Les officiers apprennent la tactique appliquée grâce à la formation et à l'expérience. Néanmoins, à l'ère moderne, l'impact de la technologie sur la doctrine et, par conséquent, sur la tactique a soulevé des questions intellectuelles sans précédent. L'officier de carrière doit combiner théorie et pratique pour atteindre les niveaux de compétence exigés par la guerre moderne et autres formes de conflits armés.
Les officiers acquièrent leurs connaissances professionnelles tout au cours de leur carrière. Avec le temps, ces connaissances deviennent plus exhaustives et techniques. Ainsi donc, la théorie des opérations s'apprend normalement au niveau du Collège d'état-major et la connaissance efficace des rapports entre civils et militaires s'acquiert le mieux dans le cadre d'affectations progressivement plus importantes. Le rôle d'une université militaire dans le cadre de ce processus doit être analysé avec soin. La somme des connaissances suffisantes au tout début de la carrière d'un officier n'a jamais été définitivement déterminée dans quelque force que ce soit.

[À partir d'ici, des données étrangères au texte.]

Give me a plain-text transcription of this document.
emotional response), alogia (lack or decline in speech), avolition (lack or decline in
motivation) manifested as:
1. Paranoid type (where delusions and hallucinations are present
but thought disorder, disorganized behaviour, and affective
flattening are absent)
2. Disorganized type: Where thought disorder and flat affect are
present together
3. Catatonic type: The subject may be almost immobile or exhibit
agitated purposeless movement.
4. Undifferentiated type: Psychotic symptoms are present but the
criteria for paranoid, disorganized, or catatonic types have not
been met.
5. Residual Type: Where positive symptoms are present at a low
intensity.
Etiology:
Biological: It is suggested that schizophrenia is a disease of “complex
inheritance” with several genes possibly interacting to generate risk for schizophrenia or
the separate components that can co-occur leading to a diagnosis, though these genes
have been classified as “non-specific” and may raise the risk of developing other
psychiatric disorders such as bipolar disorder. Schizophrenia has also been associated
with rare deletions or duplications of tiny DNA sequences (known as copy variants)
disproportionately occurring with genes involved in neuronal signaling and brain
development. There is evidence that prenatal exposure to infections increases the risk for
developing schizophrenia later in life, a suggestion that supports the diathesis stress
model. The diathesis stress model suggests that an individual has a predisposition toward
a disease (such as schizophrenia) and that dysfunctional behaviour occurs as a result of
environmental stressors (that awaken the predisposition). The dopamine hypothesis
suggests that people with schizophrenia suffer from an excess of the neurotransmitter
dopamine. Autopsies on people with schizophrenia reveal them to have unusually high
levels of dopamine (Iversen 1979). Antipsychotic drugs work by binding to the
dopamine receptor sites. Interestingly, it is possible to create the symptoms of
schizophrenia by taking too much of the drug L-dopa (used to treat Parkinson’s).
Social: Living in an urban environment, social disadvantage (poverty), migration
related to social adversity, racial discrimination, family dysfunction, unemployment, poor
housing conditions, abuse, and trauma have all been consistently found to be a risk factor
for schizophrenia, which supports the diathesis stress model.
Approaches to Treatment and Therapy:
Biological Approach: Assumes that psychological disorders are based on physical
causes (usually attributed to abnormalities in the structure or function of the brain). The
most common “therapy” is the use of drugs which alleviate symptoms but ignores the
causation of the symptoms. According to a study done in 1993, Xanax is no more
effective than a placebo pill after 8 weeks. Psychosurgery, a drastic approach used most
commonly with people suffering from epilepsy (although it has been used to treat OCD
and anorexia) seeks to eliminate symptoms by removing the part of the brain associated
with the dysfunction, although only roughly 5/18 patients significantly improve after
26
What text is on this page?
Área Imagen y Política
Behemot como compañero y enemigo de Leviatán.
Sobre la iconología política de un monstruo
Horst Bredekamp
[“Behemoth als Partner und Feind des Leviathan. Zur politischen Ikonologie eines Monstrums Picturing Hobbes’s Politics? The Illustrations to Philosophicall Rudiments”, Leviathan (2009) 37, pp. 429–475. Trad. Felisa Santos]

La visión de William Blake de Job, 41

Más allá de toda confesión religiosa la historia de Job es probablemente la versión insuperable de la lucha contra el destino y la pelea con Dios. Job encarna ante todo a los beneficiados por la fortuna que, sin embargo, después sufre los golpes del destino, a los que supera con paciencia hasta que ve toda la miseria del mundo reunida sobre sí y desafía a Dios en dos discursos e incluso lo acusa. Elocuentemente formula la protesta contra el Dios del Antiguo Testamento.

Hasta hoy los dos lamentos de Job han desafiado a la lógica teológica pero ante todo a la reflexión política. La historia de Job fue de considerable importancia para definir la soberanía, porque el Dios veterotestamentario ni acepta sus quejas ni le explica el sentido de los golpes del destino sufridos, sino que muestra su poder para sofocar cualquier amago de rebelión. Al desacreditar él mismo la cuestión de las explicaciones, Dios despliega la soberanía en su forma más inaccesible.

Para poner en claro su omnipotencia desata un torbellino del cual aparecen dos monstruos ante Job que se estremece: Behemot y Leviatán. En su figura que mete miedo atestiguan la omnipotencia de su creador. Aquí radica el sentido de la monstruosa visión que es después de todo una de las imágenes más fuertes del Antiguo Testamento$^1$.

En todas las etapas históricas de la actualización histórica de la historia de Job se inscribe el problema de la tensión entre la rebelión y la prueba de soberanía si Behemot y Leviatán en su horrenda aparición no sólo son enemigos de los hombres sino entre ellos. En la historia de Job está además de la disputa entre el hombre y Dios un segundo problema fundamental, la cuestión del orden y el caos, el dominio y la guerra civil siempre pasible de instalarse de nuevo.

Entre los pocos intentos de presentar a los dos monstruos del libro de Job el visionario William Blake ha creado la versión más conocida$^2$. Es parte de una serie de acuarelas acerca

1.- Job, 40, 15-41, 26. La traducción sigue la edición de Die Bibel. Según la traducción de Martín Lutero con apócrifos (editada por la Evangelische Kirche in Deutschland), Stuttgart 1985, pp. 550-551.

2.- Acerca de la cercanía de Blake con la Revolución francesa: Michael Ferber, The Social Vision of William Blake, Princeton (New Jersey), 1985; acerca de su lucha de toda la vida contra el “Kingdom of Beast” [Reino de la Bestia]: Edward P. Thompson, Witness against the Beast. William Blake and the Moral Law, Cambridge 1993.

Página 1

Cependant, il est certain que les élèves-officiers ont besoin d'une initiation passablement exhaustive à la profession des armes et à ses parties constitutives. Dans les démocraties libérales post-industrielles, cette introduction comprend des études complètes en lettres et en sciences humaines et une base solide en sciences. De plus, l'étude de la théorie militaire et de l'histoire militaire est obligatoire.
La situation de la profession militaire est analogue à celle des professions médicales ou légales. En premier lieu, les candidats potentiels doivent être accrédités par le corps administratif de la profession. En ce qui concerne les militaires canadiens, cette accréditation officielle a lieu lorsqu'un officier reçoit un brevet décerné par la Reine. À cette première étape du perfectionnement professionnel de l'officier, celui-ci doit posséder une certaine masse de connaissances professionnelles pertinentes, avoir une vive compréhension de la nature globale de sa profession et une conscience totale des responsabilités sociales qu'elle comporte.
Le CMR est l'endroit tout désigné pour réaliser ce processus d'accréditation. À la fin de leur cours, tous les élèves-officiers devraient avoir une idée claire de leur statut professionnel au sein de la profession des armes, idée fondée sur une connaissance exhaustive commune des sujets qui constituent leur compétence propre. La « corporation » élargie des FC aura été présentée dans tous ses détails et l'engagement officiel des officiers envers les forces armées et le pays aura pris racine dans une conception détaillée de leurs responsabilités sociales.